## Abstract

The aim of this notebook is to check whether train and test sets are significantly different. Can we trust our local validation schemas and public LB? I'll use adversarial validation and Kolmogorov-Smirnov Test for these purposes.

### Adversarial Validation

In [None]:
#Load packages
import numpy as np
import pandas as pd
import lightgbm as lgb
from sklearn.model_selection import StratifiedKFold

In [None]:
#Load data; drop target and ID's
train = pd.read_csv("../input/train.csv")
test = pd.read_csv("../input/test.csv")

train.drop(train[['ID_code', 'target']], axis=1, inplace=True)
test.drop(test[['ID_code']], axis=1, inplace=True)

In [None]:
#Create label array and complete dataset
y1 = np.array([0]*train.shape[0])
y2 = np.array([1]*test.shape[0])
y = np.concatenate((y1, y2))

X_data = pd.concat([train, test])
X_data.reset_index(drop=True, inplace=True)

In [None]:
#Initialize splits&LGBM
skf = StratifiedKFold(n_splits=5, shuffle=True, random_state=13)

lgb_model = lgb.LGBMClassifier(max_depth=-1,
                                   n_estimators=100,
                                   learning_rate=0.1,
                                   objective='binary', 
                                   n_jobs=-1)
                                   
counter = 1

In [None]:
#Train 5-fold adversarial validation classifier
for train_index, test_index in skf.split(X_data, y):
    print('\nFold {}'.format(counter))
    X_fit, X_val = X_data.loc[train_index], X_data.loc[test_index]
    y_fit, y_val = y[train_index], y[test_index]
    
    lgb_model.fit(X_fit, y_fit, eval_metric='auc', 
              eval_set=[(X_val, y_val)], 
              verbose=100, early_stopping_rounds=10)
    counter+=1

Average AUC across folds is stable and concentrates around 0.5. It means that we can hardly distinguish train set from test set using adversarial validation.

Now let's expand our investigation of dataset and look at distribution of features in train and test sets with respect to [Kolmogorov-Smirnov test](https://en.wikipedia.org/wiki/Kolmogorov%E2%80%93Smirnov_test).
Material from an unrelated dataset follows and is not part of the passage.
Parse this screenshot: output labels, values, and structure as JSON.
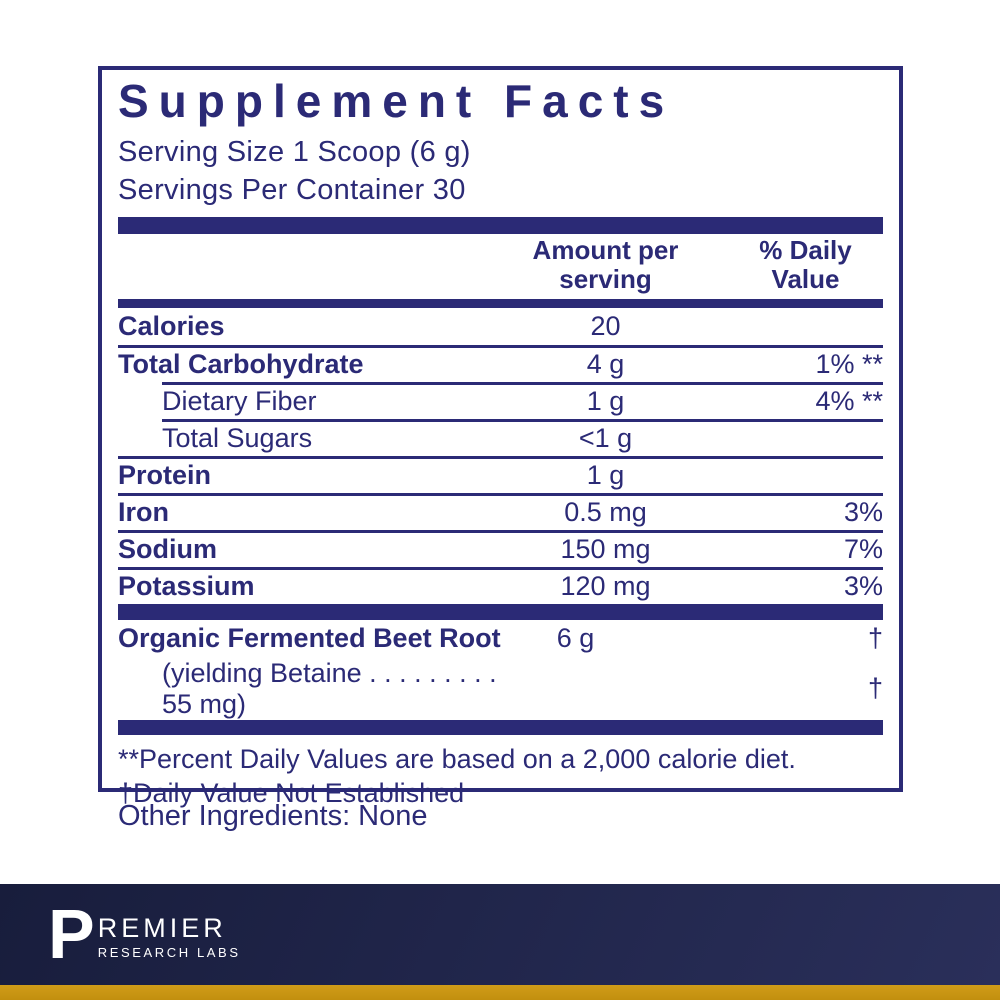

### Kolmogorov-Smirnov Test

In [None]:
#Load more packages
from scipy.stats import ks_2samp
import matplotlib.pyplot as plt
import seaborn as sns
sns.set_style('whitegrid')
import warnings
warnings.simplefilter(action='ignore', category=FutureWarning)
warnings.filterwarnings('ignore')

In [None]:
#Perform KS-Test for each feature from train/test. Draw its distribution. Count features based on statistics.
#Plots are hidden. If you'd like to look at them - press "Output" button.
hypothesisnotrejected = []
hypothesisrejected = []

for col in train.columns:
    statistic, pvalue = ks_2samp(train[col], test[col])
    if pvalue>=statistic:
        hypothesisnotrejected.append(col)
    if pvalue<statistic:
        hypothesisrejected.append(col)
        
    plt.figure(figsize=(8,4))
    plt.title("Kolmogorov-Smirnov test for train/test\n"
              "feature: {}, statistics: {:.5f}, pvalue: {:5f}".format(col, statistic, pvalue))
    sns.kdeplot(train[col], color='blue', shade=True, label='Train')
    sns.kdeplot(test[col], color='green', shade=True, label='Test')

    plt.show()

In [None]:
len(hypothesisnotrejected), len(hypothesisrejected)

In [None]:
print(hypothesisrejected)

As we can see, 185 features successfully passed Kolmogorov-Smirnov test. We cannot reject null hypothesis that those features in train and test sets came from the same distribution. 15 features haven't passed this test and probably require our attention.

## Conslusion:

From adversarial validation we have no evidence that train and test sets come from different distributions. AUC around 0.50 states that LGBM can hardly distinguish train observations from test. These datasets are quite similar. Local validation schemas and public LB track should correctly reflect your efforts in this competition.

From Kolmogorov-Smirnov Test we can also state that both sets are quite similar. Hypothesis that samples are drawn from the same distribution can be rejected only for 15 out of 200 features based on KS-Test. Probably, we should pay more attention to those 15 features.